Department of Nephrology & Kidney Transplantation, Area 5, Level 7, Queen Elizabeth Hospital Birmingham, University Hospitals Birmingham NHS Foundation Trust, Edgbaston, Birmingham, United Kingdom; Department of Nutrition & Dietetics, Therapy Services South Suite, 1st Floor, Queen Elizabeth Hospital Birmingham, University Hospitals Birmingham NHS Foundation Trust, Edgbaston, Birmingham, United Kingdom; School of Sport, Exercise and Rehabilitation Sciences, University of Birmingham, Edgbaston, Birmingham, United Kingdom.
Department of Cardiovascular Sciences, Clinical Sciences Wing, University of Leicester, Glenfield Hospital, Leicester, United Kingdom.
J Ren Nutr. 2019 Nov;29(6):536-547. doi: 10.1053/j.jrn.2019.06.009. Epub 2019 Aug 12.

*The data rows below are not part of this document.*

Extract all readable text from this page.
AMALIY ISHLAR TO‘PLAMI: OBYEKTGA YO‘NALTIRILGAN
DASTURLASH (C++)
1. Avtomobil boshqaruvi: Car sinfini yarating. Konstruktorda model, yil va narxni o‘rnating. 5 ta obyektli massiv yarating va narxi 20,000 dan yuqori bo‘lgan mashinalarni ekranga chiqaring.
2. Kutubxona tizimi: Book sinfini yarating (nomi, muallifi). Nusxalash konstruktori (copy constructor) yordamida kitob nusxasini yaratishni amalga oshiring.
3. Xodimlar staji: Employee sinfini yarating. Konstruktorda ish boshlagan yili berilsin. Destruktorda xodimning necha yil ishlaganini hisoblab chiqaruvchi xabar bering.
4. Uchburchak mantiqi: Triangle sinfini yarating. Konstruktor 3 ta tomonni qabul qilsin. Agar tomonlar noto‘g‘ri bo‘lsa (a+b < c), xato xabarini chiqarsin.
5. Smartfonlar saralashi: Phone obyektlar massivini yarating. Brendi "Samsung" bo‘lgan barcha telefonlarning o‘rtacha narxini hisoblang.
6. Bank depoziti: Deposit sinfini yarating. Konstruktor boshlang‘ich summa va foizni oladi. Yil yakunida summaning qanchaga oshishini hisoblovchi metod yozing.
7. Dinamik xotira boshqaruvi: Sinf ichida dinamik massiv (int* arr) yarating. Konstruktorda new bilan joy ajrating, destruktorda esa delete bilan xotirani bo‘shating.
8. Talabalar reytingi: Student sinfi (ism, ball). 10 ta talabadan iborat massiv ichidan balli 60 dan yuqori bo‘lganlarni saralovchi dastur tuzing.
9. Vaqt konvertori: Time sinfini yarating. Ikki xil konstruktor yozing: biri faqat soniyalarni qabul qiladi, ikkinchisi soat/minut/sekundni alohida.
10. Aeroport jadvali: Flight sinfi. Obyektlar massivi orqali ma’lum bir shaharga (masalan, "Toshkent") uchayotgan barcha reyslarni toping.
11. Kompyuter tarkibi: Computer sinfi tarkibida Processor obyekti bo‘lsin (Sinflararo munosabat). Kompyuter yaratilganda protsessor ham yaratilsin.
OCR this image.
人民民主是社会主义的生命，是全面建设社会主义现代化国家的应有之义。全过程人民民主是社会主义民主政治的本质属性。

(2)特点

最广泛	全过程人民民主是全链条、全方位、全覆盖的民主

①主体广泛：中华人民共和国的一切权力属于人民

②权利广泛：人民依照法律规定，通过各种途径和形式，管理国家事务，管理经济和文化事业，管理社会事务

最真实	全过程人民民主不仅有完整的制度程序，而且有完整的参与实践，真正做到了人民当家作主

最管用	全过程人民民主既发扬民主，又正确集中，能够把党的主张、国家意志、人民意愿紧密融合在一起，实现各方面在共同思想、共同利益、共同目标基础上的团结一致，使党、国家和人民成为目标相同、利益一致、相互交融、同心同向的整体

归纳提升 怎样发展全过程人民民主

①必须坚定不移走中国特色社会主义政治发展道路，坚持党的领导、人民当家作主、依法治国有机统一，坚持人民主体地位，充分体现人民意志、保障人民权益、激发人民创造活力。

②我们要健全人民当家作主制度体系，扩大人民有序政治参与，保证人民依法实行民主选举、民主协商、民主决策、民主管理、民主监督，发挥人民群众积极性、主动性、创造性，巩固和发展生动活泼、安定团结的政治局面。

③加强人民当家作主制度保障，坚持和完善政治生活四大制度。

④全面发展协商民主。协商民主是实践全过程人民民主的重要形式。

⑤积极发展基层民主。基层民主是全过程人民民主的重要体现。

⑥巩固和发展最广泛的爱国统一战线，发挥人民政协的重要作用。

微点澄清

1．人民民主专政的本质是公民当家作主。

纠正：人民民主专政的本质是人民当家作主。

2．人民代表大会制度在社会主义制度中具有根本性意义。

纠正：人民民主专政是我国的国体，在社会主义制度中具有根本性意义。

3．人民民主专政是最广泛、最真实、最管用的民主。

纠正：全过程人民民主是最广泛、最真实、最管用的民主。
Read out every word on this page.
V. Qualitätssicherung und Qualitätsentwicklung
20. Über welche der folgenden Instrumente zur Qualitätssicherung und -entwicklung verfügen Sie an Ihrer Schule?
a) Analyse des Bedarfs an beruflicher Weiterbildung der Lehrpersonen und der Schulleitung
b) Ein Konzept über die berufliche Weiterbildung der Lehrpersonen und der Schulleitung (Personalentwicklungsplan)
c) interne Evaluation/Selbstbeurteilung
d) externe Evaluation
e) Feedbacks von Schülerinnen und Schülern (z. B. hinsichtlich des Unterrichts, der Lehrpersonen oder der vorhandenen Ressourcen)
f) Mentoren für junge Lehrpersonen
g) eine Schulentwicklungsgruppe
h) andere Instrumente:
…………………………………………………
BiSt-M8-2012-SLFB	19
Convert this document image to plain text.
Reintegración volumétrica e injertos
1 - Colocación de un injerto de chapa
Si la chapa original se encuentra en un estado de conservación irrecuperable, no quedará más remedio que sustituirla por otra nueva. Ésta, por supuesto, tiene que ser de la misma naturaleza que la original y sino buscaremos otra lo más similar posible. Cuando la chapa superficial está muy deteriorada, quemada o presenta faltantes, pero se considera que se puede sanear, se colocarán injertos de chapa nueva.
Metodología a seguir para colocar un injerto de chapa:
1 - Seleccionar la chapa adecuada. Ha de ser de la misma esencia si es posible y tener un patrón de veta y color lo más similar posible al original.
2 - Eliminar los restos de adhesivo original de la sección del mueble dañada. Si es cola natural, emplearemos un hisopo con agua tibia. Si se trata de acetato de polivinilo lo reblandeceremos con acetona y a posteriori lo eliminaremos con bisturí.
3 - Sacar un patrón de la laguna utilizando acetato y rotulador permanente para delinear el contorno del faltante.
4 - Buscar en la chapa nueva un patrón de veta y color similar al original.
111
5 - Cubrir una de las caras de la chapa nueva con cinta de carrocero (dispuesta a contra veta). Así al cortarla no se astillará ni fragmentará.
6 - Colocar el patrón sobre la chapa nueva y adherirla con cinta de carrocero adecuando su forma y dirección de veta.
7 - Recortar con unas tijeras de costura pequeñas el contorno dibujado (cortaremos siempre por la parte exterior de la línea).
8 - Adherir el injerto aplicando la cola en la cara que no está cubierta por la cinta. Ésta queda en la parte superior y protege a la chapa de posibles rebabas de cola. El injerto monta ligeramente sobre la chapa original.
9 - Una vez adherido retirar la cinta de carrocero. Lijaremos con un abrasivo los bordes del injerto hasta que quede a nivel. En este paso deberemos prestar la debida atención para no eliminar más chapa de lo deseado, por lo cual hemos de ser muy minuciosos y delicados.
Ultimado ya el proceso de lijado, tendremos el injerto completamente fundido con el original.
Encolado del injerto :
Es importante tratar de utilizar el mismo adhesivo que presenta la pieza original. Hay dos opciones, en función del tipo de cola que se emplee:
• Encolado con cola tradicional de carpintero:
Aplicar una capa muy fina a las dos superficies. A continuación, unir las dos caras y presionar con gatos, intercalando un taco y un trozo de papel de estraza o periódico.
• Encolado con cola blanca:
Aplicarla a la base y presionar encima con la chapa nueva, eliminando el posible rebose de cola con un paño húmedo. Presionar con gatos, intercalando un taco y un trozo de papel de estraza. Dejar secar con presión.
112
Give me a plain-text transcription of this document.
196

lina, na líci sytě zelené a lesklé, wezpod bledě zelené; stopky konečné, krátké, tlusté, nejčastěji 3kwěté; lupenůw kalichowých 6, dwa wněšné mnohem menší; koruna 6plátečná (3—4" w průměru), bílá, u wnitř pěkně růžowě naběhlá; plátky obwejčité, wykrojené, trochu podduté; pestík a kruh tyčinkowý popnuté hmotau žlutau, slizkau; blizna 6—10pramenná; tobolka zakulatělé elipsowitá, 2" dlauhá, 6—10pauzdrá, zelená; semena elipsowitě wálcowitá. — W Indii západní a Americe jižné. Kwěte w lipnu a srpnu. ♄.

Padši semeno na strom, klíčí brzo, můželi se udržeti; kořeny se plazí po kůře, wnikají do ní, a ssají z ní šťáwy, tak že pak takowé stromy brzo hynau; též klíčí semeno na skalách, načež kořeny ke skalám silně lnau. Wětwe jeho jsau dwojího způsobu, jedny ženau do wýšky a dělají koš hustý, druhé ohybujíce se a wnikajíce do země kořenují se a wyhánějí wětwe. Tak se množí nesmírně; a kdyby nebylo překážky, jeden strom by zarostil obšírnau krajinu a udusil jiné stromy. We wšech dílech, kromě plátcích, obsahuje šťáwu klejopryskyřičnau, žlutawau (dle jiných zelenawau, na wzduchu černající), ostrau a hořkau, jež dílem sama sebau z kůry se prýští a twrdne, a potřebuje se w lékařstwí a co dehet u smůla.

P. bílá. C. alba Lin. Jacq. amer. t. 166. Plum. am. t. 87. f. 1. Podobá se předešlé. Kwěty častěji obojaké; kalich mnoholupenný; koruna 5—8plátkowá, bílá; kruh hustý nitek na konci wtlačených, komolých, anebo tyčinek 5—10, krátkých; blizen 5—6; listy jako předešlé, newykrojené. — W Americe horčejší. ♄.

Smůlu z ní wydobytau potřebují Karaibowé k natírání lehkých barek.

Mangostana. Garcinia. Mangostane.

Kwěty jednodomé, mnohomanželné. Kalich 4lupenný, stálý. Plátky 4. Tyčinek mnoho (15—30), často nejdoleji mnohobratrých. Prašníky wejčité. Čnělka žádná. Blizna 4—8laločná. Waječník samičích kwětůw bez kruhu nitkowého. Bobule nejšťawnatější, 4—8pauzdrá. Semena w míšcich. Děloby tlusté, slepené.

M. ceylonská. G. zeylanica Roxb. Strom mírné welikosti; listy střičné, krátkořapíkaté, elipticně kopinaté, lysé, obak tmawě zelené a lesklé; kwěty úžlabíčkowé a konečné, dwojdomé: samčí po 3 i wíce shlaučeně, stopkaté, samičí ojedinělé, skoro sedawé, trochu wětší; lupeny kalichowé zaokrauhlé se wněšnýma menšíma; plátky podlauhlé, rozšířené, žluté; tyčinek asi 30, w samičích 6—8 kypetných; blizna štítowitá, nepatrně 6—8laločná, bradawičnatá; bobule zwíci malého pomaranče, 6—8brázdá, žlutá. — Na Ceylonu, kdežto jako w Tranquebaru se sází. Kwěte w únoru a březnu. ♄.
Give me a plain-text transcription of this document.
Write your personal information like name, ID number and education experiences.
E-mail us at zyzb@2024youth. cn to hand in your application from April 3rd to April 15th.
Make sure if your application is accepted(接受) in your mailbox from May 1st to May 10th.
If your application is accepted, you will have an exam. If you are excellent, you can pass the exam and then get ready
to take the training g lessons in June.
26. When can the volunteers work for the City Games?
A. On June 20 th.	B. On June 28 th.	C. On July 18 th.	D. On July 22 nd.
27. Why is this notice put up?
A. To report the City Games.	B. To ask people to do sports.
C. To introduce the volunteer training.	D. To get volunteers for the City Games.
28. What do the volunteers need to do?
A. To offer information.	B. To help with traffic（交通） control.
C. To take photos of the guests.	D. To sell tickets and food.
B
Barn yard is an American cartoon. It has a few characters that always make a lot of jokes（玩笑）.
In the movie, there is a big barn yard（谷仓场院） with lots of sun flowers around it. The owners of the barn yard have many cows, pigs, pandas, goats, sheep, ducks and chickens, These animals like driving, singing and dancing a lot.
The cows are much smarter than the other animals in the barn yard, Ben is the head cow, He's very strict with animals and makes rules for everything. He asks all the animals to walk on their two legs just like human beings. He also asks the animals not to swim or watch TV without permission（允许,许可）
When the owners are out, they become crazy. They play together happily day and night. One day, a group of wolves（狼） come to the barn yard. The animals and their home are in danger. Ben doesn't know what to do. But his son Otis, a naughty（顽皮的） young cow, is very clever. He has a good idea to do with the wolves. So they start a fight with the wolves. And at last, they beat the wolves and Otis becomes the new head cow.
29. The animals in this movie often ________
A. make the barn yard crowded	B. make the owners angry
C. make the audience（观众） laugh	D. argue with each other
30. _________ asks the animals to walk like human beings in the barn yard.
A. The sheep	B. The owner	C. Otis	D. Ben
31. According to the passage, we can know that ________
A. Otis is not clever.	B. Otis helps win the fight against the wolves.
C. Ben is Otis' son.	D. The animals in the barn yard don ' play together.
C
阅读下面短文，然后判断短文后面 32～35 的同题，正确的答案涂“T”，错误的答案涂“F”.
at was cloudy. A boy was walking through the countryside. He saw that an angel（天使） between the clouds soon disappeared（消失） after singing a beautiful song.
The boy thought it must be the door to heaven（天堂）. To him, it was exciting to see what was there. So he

Sarcopenia, defined as loss of both muscle strength and mass, is associated with inferior clinical outcomes and quality of life (QoL) in chronic kidney disease, but its effects are unknown in kidney transplantation. Obesity confers increased mortality risk and compromises QoL in kidney transplant recipients (KTRs), but the impacts of sarcopenic obesity remain unexplored. This study aimed to evaluate the associations of muscle strength and mass, sarcopenia, and sarcopenic obesity with clinical outcomes and QoL in KTRs.
This prospective longitudinal study enrolled 128 KTRs ≥1-year posttransplantation. Low muscle strength (by handgrip strength) and mass (by bioimpedance analysis), and a combination of both (sarcopenia) were defined as < reference cutoffs for corresponding indices. Sarcopenic obesity was defined as sarcopenia combined with fulfillment of ≥2 out of 3 criteria from (1) body mass index ≥30 kg/m, (2) bioimpedance analysis-derived fat mass > reference cutoffs, and (3) waist circumference > World Health Organization cutoffs. Prospective follow-up data on mortality and hospitalization were collected. QoL was evaluated using Medical Outcomes Study Short Form-36 questionnaire.
Median follow-up duration was 64 (60-72) months. Low muscle strength was independently associated with the composite endpoint of mortality and hospitalization (hazard ratio = 2.45; P = .006), and QoL (physical-related: β = -12.2; P = .04; mental-related: β = -9.9; P = .04). Low muscle mass (β = -8.8; P = .04) and sarcopenia (β = -14.7; P = .03) were associated with physical-related QoL only. No independent associations were found between muscle mass, sarcopenia, and sarcopenic obesity with the composite outcome of mortality and hospitalization.
Low muscle strength is common among KTRs, conferring poor prognosis in the medium term. Future research on strength training may prove valuable in improving kidney transplantation outcomes.
肌肉减少症定义为肌肉力量和质量的双重损失,与慢性肾脏病患者的临床结局和生活质量(QoL)较差相关,但在肾移植患者中其影响尚不清楚。肥胖会增加肾移植受者(KTR)的死亡风险并影响其生活质量,但关于肌少症合并肥胖的影响仍有待探索。本研究旨在评估肌肉力量和质量、肌少症和肌少症合并肥胖与 KTR 临床结局和生活质量的关系。
这是一项前瞻性纵向研究,纳入了 128 例移植后≥1 年的 KTR。通过握力(肌肉力量)和生物电阻抗分析(肌肉质量)定义低肌肉力量和低肌肉质量,以及两者的结合(肌少症),并定义为<对应指标的参考截止值。肌少症合并肥胖定义为肌少症合并满足以下 3 项标准中的 2 项:(1)体重指数≥30kg/m2;(2)生物电阻抗分析得出的脂肪量>参考截止值;(3)腰围>世界卫生组织截止值。前瞻性收集死亡率和住院的随访数据。使用医疗结局研究短表 36 问卷评估生活质量。
中位随访时间为 64(60-72)个月。低肌肉力量与死亡率和住院率的复合终点独立相关(风险比=2.45;P=0.006),也与生活质量(身体相关:β=-12.2;P=0.04;精神相关:β=-9.9;P=0.04)相关。低肌肉质量(β=-8.8;P=0.04)和肌少症(β=-14.7;P=0.03)仅与身体相关的生活质量相关。肌肉质量、肌少症和肌少症合并肥胖与死亡率和住院率的复合结局之间无独立关联。
KTR 中低肌肉力量很常见,会导致中期预后不良。未来的力量训练研究可能会证明对改善肾移植结局具有价值。